Disaster Planning
Systems Continuity and Business Recovery Planning
-An IT Perspective
Contents
Introduction
Business Continuity Management or Disaster Recovery Planning
Service Continuity Management
Service Continuity Management Process
Defining Service Level Objectives
Identifying the Service Layers
Identifying Risks to Each Service Layer
Risk Assessment
Proposing Contingent Solutions
Failover
Restoration
Designing for Recovery
Designing for Customer Satisfaction During Outages
Formalizing Operating Level Agreements
Levels
Escalation and Notification Procedures
Startup and Shutdown Procedures
Communications Methods
Status Reporting Requirements
Conclusion
Introduction
This document introduces guidelines for service continuity and provides an introduction to the wider issue of business continuity.
Business Continuity Management or Disaster Recovery Planning
Most businesses cannot avoid all forms of corporate risk or potential damage as part of its every day trading.

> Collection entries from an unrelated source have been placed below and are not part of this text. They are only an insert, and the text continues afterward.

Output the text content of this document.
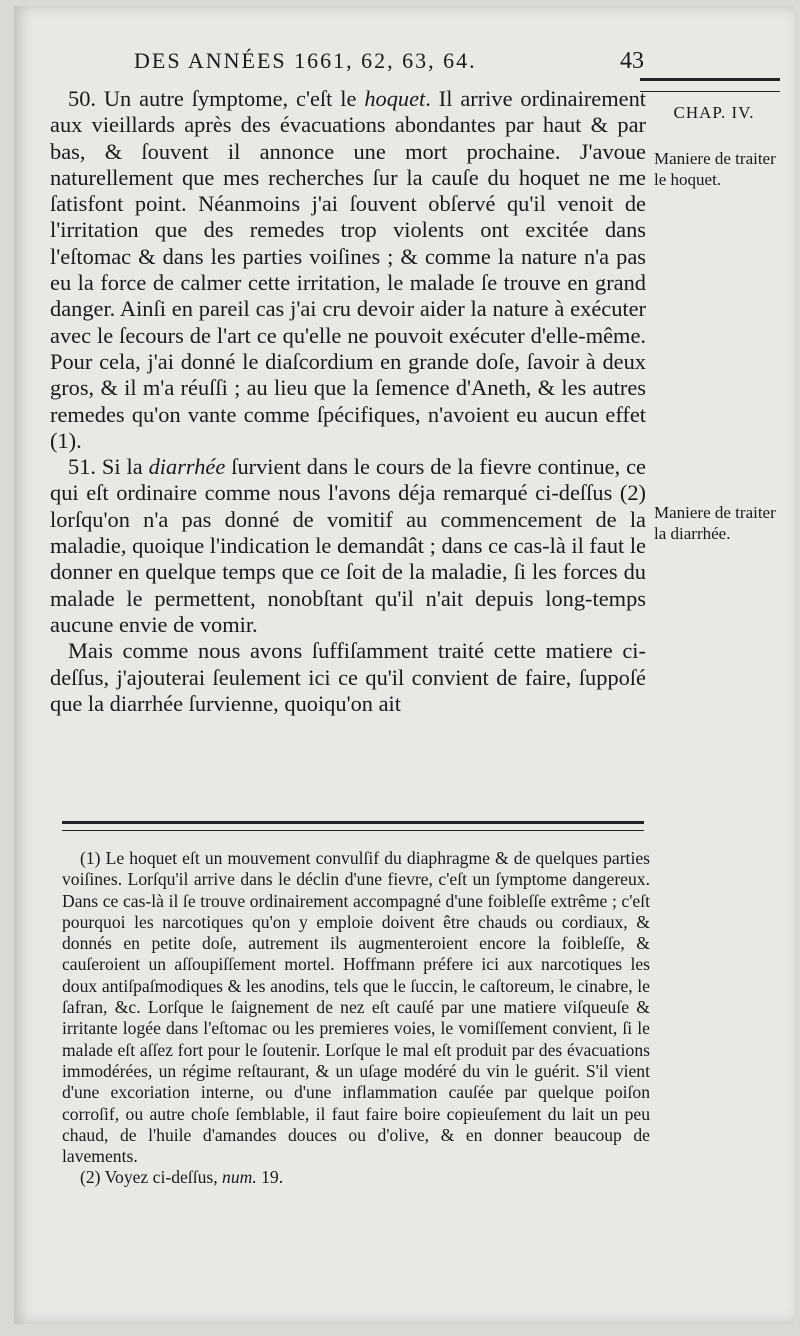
DES ANNÉES 1661, 62, 63, 64.	43
CHAP. IV.
Maniere de traiter le hoquet.
Maniere de traiter la diarrhée.

50. Un autre ſymptome, c'eſt le hoquet. Il arrive ordinairement aux vieillards après des évacuations abondantes par haut & par bas, & ſouvent il annonce une mort prochaine. J'avoue naturellement que mes recherches ſur la cauſe du hoquet ne me ſatisfont point. Néanmoins j'ai ſouvent obſervé qu'il venoit de l'irritation que des remedes trop violents ont excitée dans l'eſtomac & dans les parties voiſines ; & comme la nature n'a pas eu la force de calmer cette irritation, le malade ſe trouve en grand danger. Ainſi en pareil cas j'ai cru devoir aider la nature à exécuter avec le ſecours de l'art ce qu'elle ne pouvoit exécuter d'elle-même. Pour cela, j'ai donné le diaſcordium en grande doſe, ſavoir à deux gros, & il m'a réuſſi ; au lieu que la ſemence d'Aneth, & les autres remedes qu'on vante comme ſpécifiques, n'avoient eu aucun effet (1).

51. Si la diarrhée ſurvient dans le cours de la fievre continue, ce qui eſt ordinaire comme nous l'avons déja remarqué ci-deſſus (2) lorſqu'on n'a pas donné de vomitif au commencement de la maladie, quoique l'indication le demandât ; dans ce cas-là il faut le donner en quelque temps que ce ſoit de la maladie, ſi les forces du malade le permettent, nonobſtant qu'il n'ait depuis long-temps aucune envie de vomir.

Mais comme nous avons ſuffiſamment traité cette matiere ci-deſſus, j'ajouterai ſeulement ici ce qu'il convient de faire, ſuppoſé que la diarrhée ſurvienne, quoiqu'on ait

(1) Le hoquet eſt un mouvement convulſif du diaphragme & de quelques parties voiſines. Lorſqu'il arrive dans le déclin d'une fievre, c'eſt un ſymptome dangereux. Dans ce cas-là il ſe trouve ordinairement accompagné d'une foibleſſe extrême ; c'eſt pourquoi les narcotiques qu'on y emploie doivent être chauds ou cordiaux, & donnés en petite doſe, autrement ils augmenteroient encore la foibleſſe, & cauſeroient un aſſoupiſſement mortel. Hoffmann préfere ici aux narcotiques les doux antiſpaſmodiques & les anodins, tels que le ſuccin, le caſtoreum, le cinabre, le ſafran, &c. Lorſque le ſaignement de nez eſt cauſé par une matiere viſqueuſe & irritante logée dans l'eſtomac ou les premieres voies, le vomiſſement convient, ſi le malade eſt aſſez fort pour le ſoutenir. Lorſque le mal eſt produit par des évacuations immodérées, un régime reſtaurant, & un uſage modéré du vin le guérit. S'il vient d'une excoriation interne, ou d'une inflammation cauſée par quelque poiſon corroſif, ou autre choſe ſemblable, il faut faire boire copieuſement du lait un peu chaud, de l'huile d'amandes douces ou d'olive, & en donner beaucoup de lavements.

(2) Voyez ci-deſſus, num. 19.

A realistic objective is to ensure that survival of MRD Global, by establishing a culture that will identify and manage the risk that could cause it to suffer:
Inability to maintain customer services
Damage to image, reputation or brand
Failure to protect the company assets
Business control failure
Failure to meet legal and / or regulatory requirements
Business Continuity Management is a strategic framework to achieve the objective; it is not just about producing a Disaster Recovery Plan, although without a plan the work of any Business Continuity Management is meaningless.
The Disaster Recovery Plan (DRP) will provide a detailed set of instructions for various groups within Virtual IT of what to do under certain various disaster scenarios. The DRP will identify the actions and tasks, whilst the Business Continuity Management plan will identify the business risks, the impact analysis and business processes to maintain business functionality.
In short the Business Continuity Management (BCM) plan will need to be:
Driven from the top
Involve all areas of the business
Develop and change as the business changes
Audit and Maintain the BCM to ensure it becomes an integral part of the business culture.
The Disaster Recovery Plan will need to be:
Driven from the Operating Departments or Business areas
Involve IT, Office Management in planning and execution (test and live)
Need to be reviewed in light of changes of technology, business function etc.
Be tested either wholly or in part once every 6 to 12 months
It needs to be recognised that Disaster Recovery is not just a function of the IT Department; it is true that as IT is an integral part of the business function of MRD Global, however, if the Disaster Recovery Plan only dealt with the IT aspects then it would be without the structure to recover the business functions. The DRP will review the needs for systems to be available within certain time critical aspects. In the event of a disaster, it would have identified what and how recovery would be progressed for three discrete periods.
- What is required within 24 hours of a disaster
- What is required within 5 days of a disaster
- What is required for within 30 days of a disaster
In the event of a disaster these three time periods are critical to eventual business survival, for periods greater than 30 days, then a reflective look at the business and viability will be undertaken depending on office space, IT systems, etc.
Service Continuity Management
The objective of the service continuity management process is to ensure that any given IT service continues to provide value to customers during events in which normal availability solutions fail. The demand for 24x7 operation is greater than ever. Availability, or the lack of it, has a significant influence on customer satisfaction and can very quickly impact the overall reputation and success of an enterprise.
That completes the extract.